Curtis Malone, the co-founder and president of D.C. Assault, an AAU team based in Washington D.C., was arrested on Friday as part of a year-long DEA investigation, according to the Washington City Paper. Federal agents found a kilo of cocaine, 100 grams of heroin and a handgun in Malone's home, according to court documents.
Those documents allege that Malone and another man, Micah Jerry Bidgell, have been working together since August of 2012 to sell heroin and other drugs to an undercover DEA agent. Malone was convicted of cocaine trafficking in 1991, but before this latest incident, he had kept himself free of drug charges. He was charged with second-degree assault in 2012, but was later acquitted.
Malone founded D.C. Assault in 1993, along with Troy Weaver, now an assistant GM for the Oklahoma City Thunder. Over the last 20 years, it has grown into one of the most prominent AAU programs in the country, with more than 60 players receiving Division I scholarships.
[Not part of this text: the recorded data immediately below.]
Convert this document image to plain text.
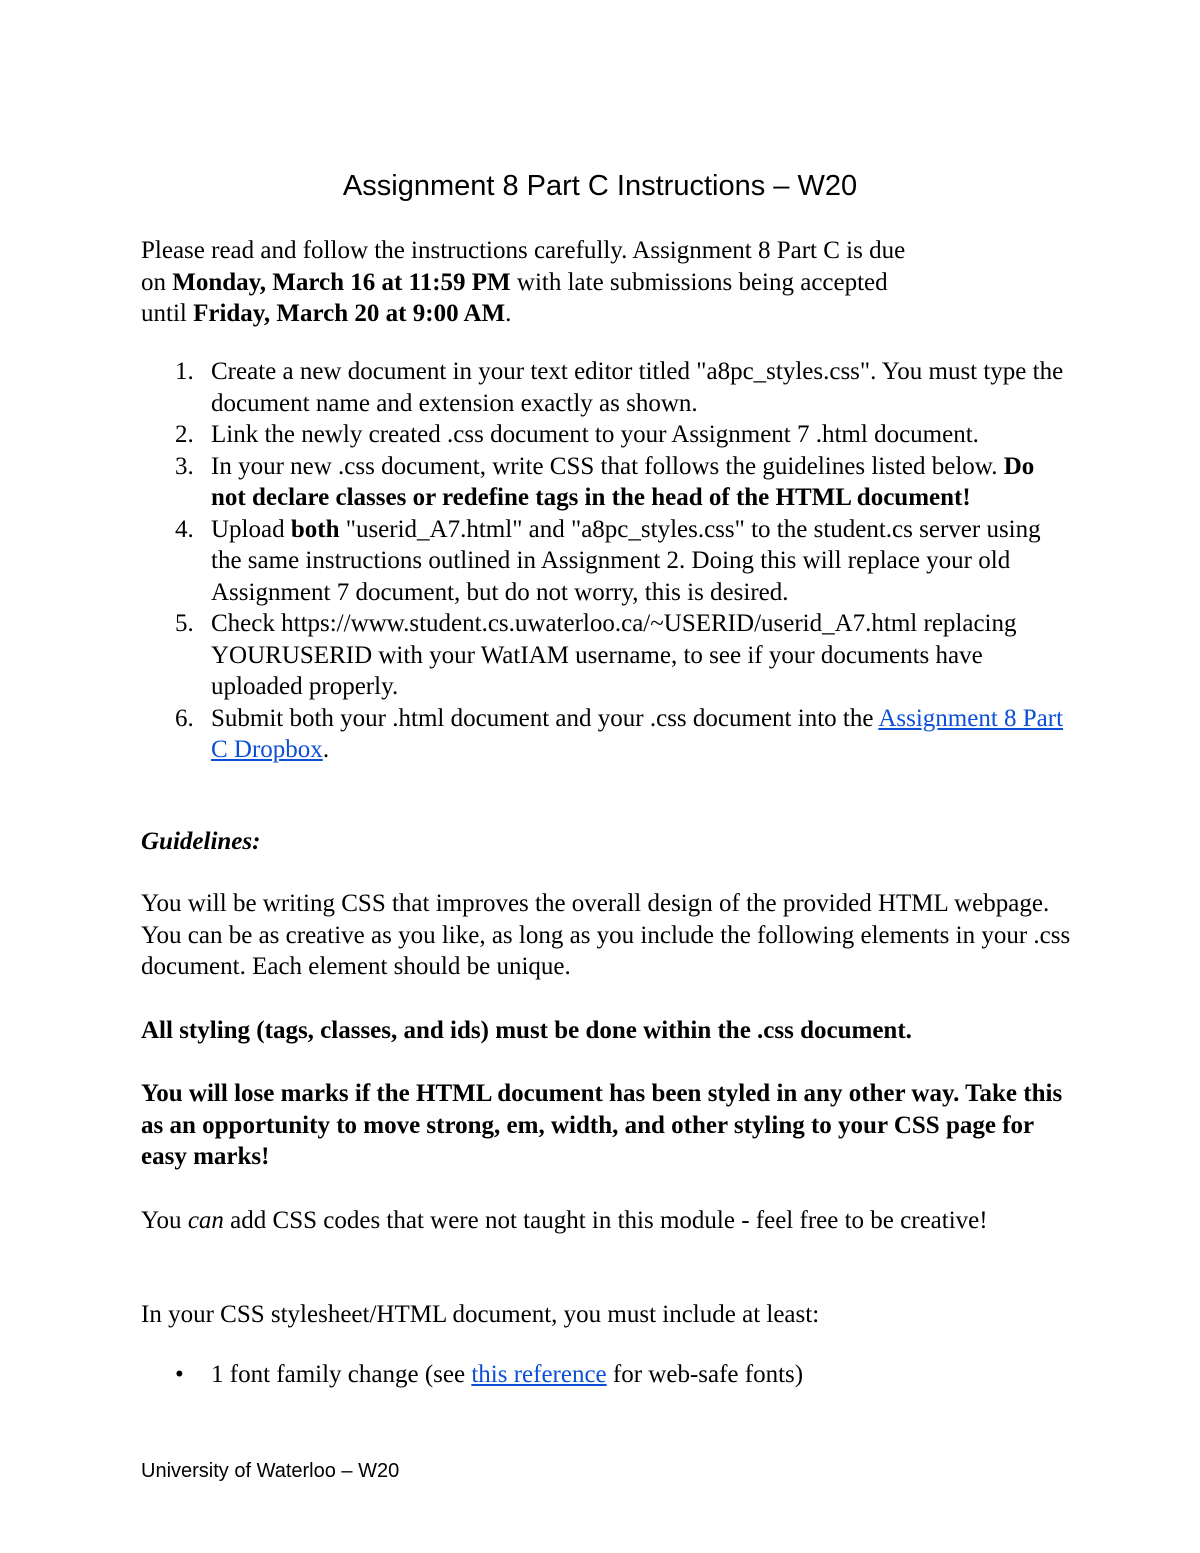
Assignment 8 Part C Instructions – W20

Please read and follow the instructions carefully. Assignment 8 Part C is due
on Monday, March 16 at 11:59 PM with late submissions being accepted
until Friday, March 20 at 9:00 AM.

1. Create a new document in your text editor titled "a8pc_styles.css". You must type the document name and extension exactly as shown.
2. Link the newly created .css document to your Assignment 7 .html document.
3. In your new .css document, write CSS that follows the guidelines listed below. Do not declare classes or redefine tags in the head of the HTML document!
4. Upload both "userid_A7.html" and "a8pc_styles.css" to the student.cs server using the same instructions outlined in Assignment 2. Doing this will replace your old Assignment 7 document, but do not worry, this is desired.
5. Check https://www.student.cs.uwaterloo.ca/~USERID/userid_A7.html replacing YOURUSERID with your WatIAM username, to see if your documents have uploaded properly.
6. Submit both your .html document and your .css document into the Assignment 8 Part C Dropbox.

Guidelines:

You will be writing CSS that improves the overall design of the provided HTML webpage. You can be as creative as you like, as long as you include the following elements in your .css document. Each element should be unique.

All styling (tags, classes, and ids) must be done within the .css document.

You will lose marks if the HTML document has been styled in any other way. Take this as an opportunity to move strong, em, width, and other styling to your CSS page for easy marks!

You can add CSS codes that were not taught in this module - feel free to be creative!

In your CSS stylesheet/HTML document, you must include at least:

• 1 font family change (see this reference for web-safe fonts)
University of Waterloo – W20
A number of Malone's players have eventually made it to the NBA, including Jeff Green, Michael Beasley, Keith Bogans, Nolan Smith, Dante Cunningham, Kris Joseph and DerMarr Johnson. As a result, Malone's ties in the basketball world run very deep.
This is a pretty telling excerpt from a Washington Post article about the influence of AAU basketball in 2009:
"I can bet you there are 50 other coaches who wouldn't say that about Curtis Malone. I'm going down to Duke; Coach K loves Curtis Malone. I went up to Villanova; me and [Coach] Jay Wright have a great relationship."
For years, college coaches have complained about the prominence of AAU coaches in recruiting circles. However, over the last generation, it's become almost impossible to sign big-time recruits without developing relationships with power brokers like Malone.